I’m not a voracious reader. I read a lot but I pick at books a bit like I tend to pick at my food. When I’m hungry I’ll devour them with relish and I can’t get enough. At other times I carry on reading because other people have raved about a book and I’m waiting for the part that really grabs my attention. I’m hoping to be seduced.

This is exactly how it was with Purple Hibiscus by Chimamanda Ngozi Adichie. She’s a young Nigerian writer who’s lived her adult life in the U.S. She’s only 31 but her first novel (Purple Hibiscus) received rave reviews and was nominated for various awards. I was a bit put off at first though because my latest ex had raved about it and I didn’t particularly want to be reminded of her. So I didn’t immediately take to Kambili, the 15 / 16 year old narrator. Her dad is a tyrant, a staunch Catholic who punishes her, her brother and their mother for the smallest infraction. As the novel progresses the scale of the domestic violence gets worse but you also see that Eugene (the dad) is a complex character. He loves his family very much and is just doing to them what was done to him.

The parallels to Chinua Achebe’s Things Fall Apart are deliberate and cleverly done. The opening line of Adichie's book reads: "Things started to fall apart the day that Jaja didn't go for Holy Communion" (or something like that). Themes of the personal and the political, tradition versus progress, dictatorship versus letting people decide for themselves. But it’s the personal story of Kambili that I warmed to. About halfway through the novel she manages to leave her strict father for the first time and go to stay with her university lecturer aunt in Nsukka. The family dynamics there are brilliant. And it is there that Kambili has her first intimations of a “sexual awakening”. She falls in love at any rate and the contrast between the sweet, attentive priest whom she falls in love with and her strict (but loving in his own way) father makes for compelling reading. Kambili’s story is played out against the backdrop of political instability in Nigeria which is also building to a climax.
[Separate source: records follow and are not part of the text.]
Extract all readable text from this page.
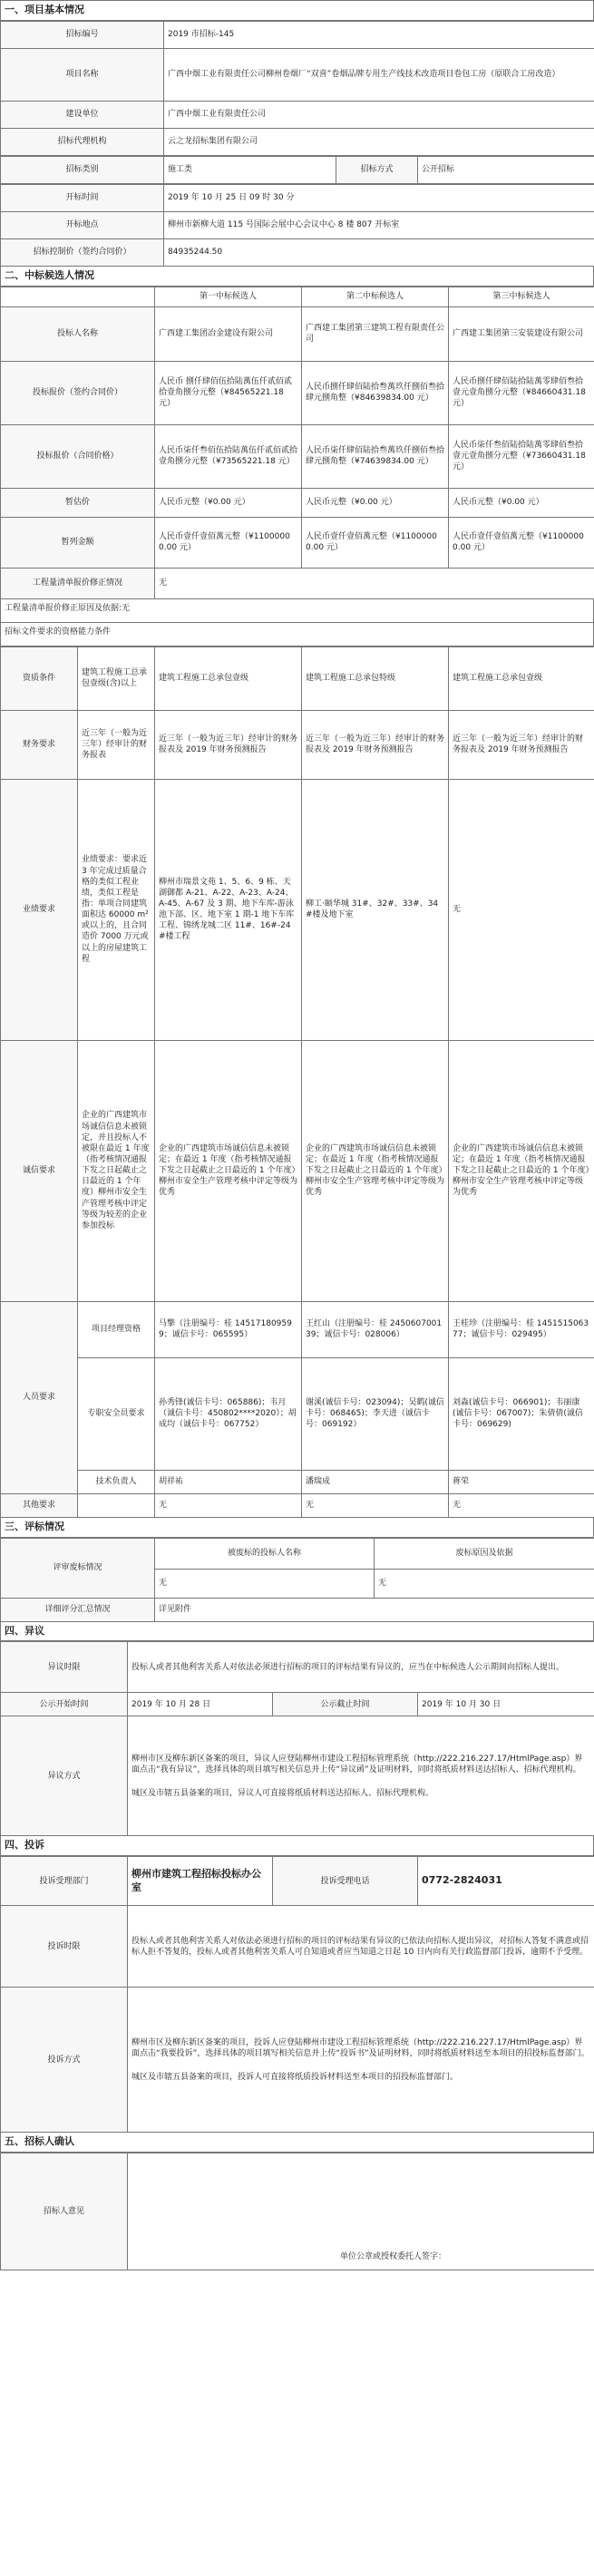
一、项目基本情况
招标编号	2019 市招标-145
项目名称	广西中烟工业有限责任公司柳州卷烟厂“双喜”卷烟品牌专用生产线技术改造项目卷包工房（原联合工房改造）
建设单位	广西中烟工业有限责任公司
招标代理机构	云之龙招标集团有限公司
招标类别	施工类	招标方式	公开招标
开标时间	2019 年 10 月 25 日 09 时 30 分
开标地点	柳州市新柳大道 115 号国际会展中心会议中心 8 楼 807 开标室
招标控制价（签约合同价）	84935244.50
二、中标候选人情况
	第一中标候选人	第二中标候选人	第三中标候选人
投标人名称	广西建工集团冶金建设有限公司	广西建工集团第三建筑工程有限责任公司	广西建工集团第三安装建设有限公司
投标报价（签约合同价）	人民币 捌仟肆佰伍拾陆萬伍仟贰佰贰拾壹角捌分元整（¥84565221.18 元）	人民币捌仟肆佰陆拾叁萬玖仟捌佰叁拾肆元捌角整（¥84639834.00 元）	人民币捌仟肆佰陆拾陆萬零肆佰叁拾壹元壹角捌分元整（¥84660431.18 元）
投标报价（合同价格）	人民币柒仟叁佰伍拾陆萬伍仟贰佰贰拾壹角捌分元整（¥73565221.18 元）	人民币柒仟肆佰陆拾叁萬玖仟捌佰叁拾肆元捌角整（¥74639834.00 元）	人民币柒仟叁佰陆拾陆萬零肆佰叁拾壹元壹角捌分元整（¥73660431.18 元）
暂估价	人民币元整（¥0.00 元）	人民币元整（¥0.00 元）	人民币元整（¥0.00 元）
暂列金额	人民币壹仟壹佰萬元整（¥11000000.00 元）	人民币壹仟壹佰萬元整（¥11000000.00 元）	人民币壹仟壹佰萬元整（¥11000000.00 元）
工程量清单报价修正情况	无		
工程量清单报价修正原因及依据:无
招标文件要求的资格能力条件
资质条件	建筑工程施工总承包壹级(含)以上	建筑工程施工总承包壹级	建筑工程施工总承包特级	建筑工程施工总承包壹级
财务要求	近三年（一般为近三年）经审计的财务报表	近三年（一般为近三年）经审计的财务报表及 2019 年财务预测报告	近三年（一般为近三年）经审计的财务报表及 2019 年财务预测报告	近三年（一般为近三年）经审计的财务报表及 2019 年财务预测报告
业绩要求	业绩要求：要求近 3 年完成过质量合格的类似工程业绩，类似工程是指：单项合同建筑面积达 60000 m²或以上的，且合同造价 7000 万元或以上的房屋建筑工程	柳州市瑞景文苑 1、5、6、9 栋、天湖御都 A-21、A-22、A-23、A-24、A-45、A-67 及 3 期、地下车库-游泳池下部、区、地下室 1 期-1 地下车库工程、锦绣龙城二区 11#、16#-24#楼工程	柳工·颐华城 31#、32#、33#、34#楼及地下室	无
诚信要求	企业的广西建筑市场诚信信息未被锁定，并且投标人不被限在最近 1 年度（指考核情况通报下发之日起截止之日最近的 1 个年度）柳州市安全生产管理考核中评定等级为较差的企业参加投标	企业的广西建筑市场诚信信息未被锁定；在最近 1 年度（指考核情况通报下发之日起截止之日最近的 1 个年度）柳州市安全生产管理考核中评定等级为优秀	企业的广西建筑市场诚信信息未被锁定；在最近 1 年度（指考核情况通报下发之日起截止之日最近的 1 个年度）柳州市安全生产管理考核中评定等级为优秀	企业的广西建筑市场诚信信息未被锁定；在最近 1 年度（指考核情况通报下发之日起截止之日最近的 1 个年度）柳州市安全生产管理考核中评定等级为优秀
人员要求	项目经理资格	马擎（注册编号：桂 145171809599；诚信卡号：065595）	王红山（注册编号：桂 245060700139；诚信卡号：028006）	王桂珍（注册编号：桂 145151506377；诚信卡号：029495）
	专职安全员要求	孙秀锋(诚信卡号：065886)；韦月（诚信卡号：450802****2020）；胡成均（诚信卡号：067752）	谢溪(诚信卡号：023094)；吴鹤(诚信卡号：068465)；李天进（诚信卡号：069192）	刘淼(诚信卡号：066901)；韦丽康(诚信卡号：067007)；朱倩倩(诚信卡号：069629)
	技术负责人	胡祥祐	潘瑞成	蒋荣
其他要求		无	无	无
三、评标情况
评审废标情况	被废标的投标人名称	废标原因及依据
	无	无
详细评分汇总情况	详见附件	
四、异议
异议时限	投标人或者其他利害关系人对依法必须进行招标的项目的评标结果有异议的，应当在中标候选人公示期间向招标人提出。		
公示开始时间	2019 年 10 月 28 日	公示截止时间	2019 年 10 月 30 日
异议方式	柳州市区及柳东新区备案的项目，异议人应登陆柳州市建设工程招标管理系统（http://222.216.227.17/HtmlPage.asp）界面点击“我有异议”，选择具体的项目填写相关信息并上传“异议函”及证明材料，同时将纸质材料送达招标人、招标代理机构。
城区及市辖五县备案的项目，异议人可直接将纸质材料送达招标人、招标代理机构。		
四、投诉
投诉受理部门	柳州市建筑工程招标投标办公室	投诉受理电话	0772-2824031
投诉时限	投标人或者其他利害关系人对依法必须进行招标的项目的评标结果有异议的已依法向招标人提出异议，对招标人答复不满意或招标人拒不答复的，投标人或者其他利害关系人可自知道或者应当知道之日起 10 日内向有关行政监督部门投诉，逾期不予受理。		
投诉方式	柳州市区及柳东新区备案的项目，投诉人应登陆柳州市建设工程招标管理系统（http://222.216.227.17/HtmlPage.asp）界面点击“我要投诉”，选择具体的项目填写相关信息并上传“投诉书”及证明材料，同时将纸质材料送至本项目的招投标监督部门。
城区及市辖五县备案的项目，投诉人可直接将纸质投诉材料送至本项目的招投标监督部门。		
五、招标人确认
招标人意见	
单位公章或授权委托人签字：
The ending is a bit of a let-down after the finely worked middle of the novel but it’s still stayed with me enough for me to want to write this review.

In retrospect it’s the mother’s story which isn’t adequately developed. We see her as the dutiful but terrified wife and mother but we don’t see why she’s like that. Her actions at the end don’t really make sense because we don’t have access to her thoughts. It’s almost as if she doesn’t have an interior life the way Kambili does.

Comments

looks like a compelling read

will try to find it, thanks.

Her new one

is fantastic - One half of a yellow sun - deals with the Biafra uprising - and is a much larger story than the purple hibiscus. She's great - a really exciting new voice.

I agree, Sundays

Thanks, will have a look out for it.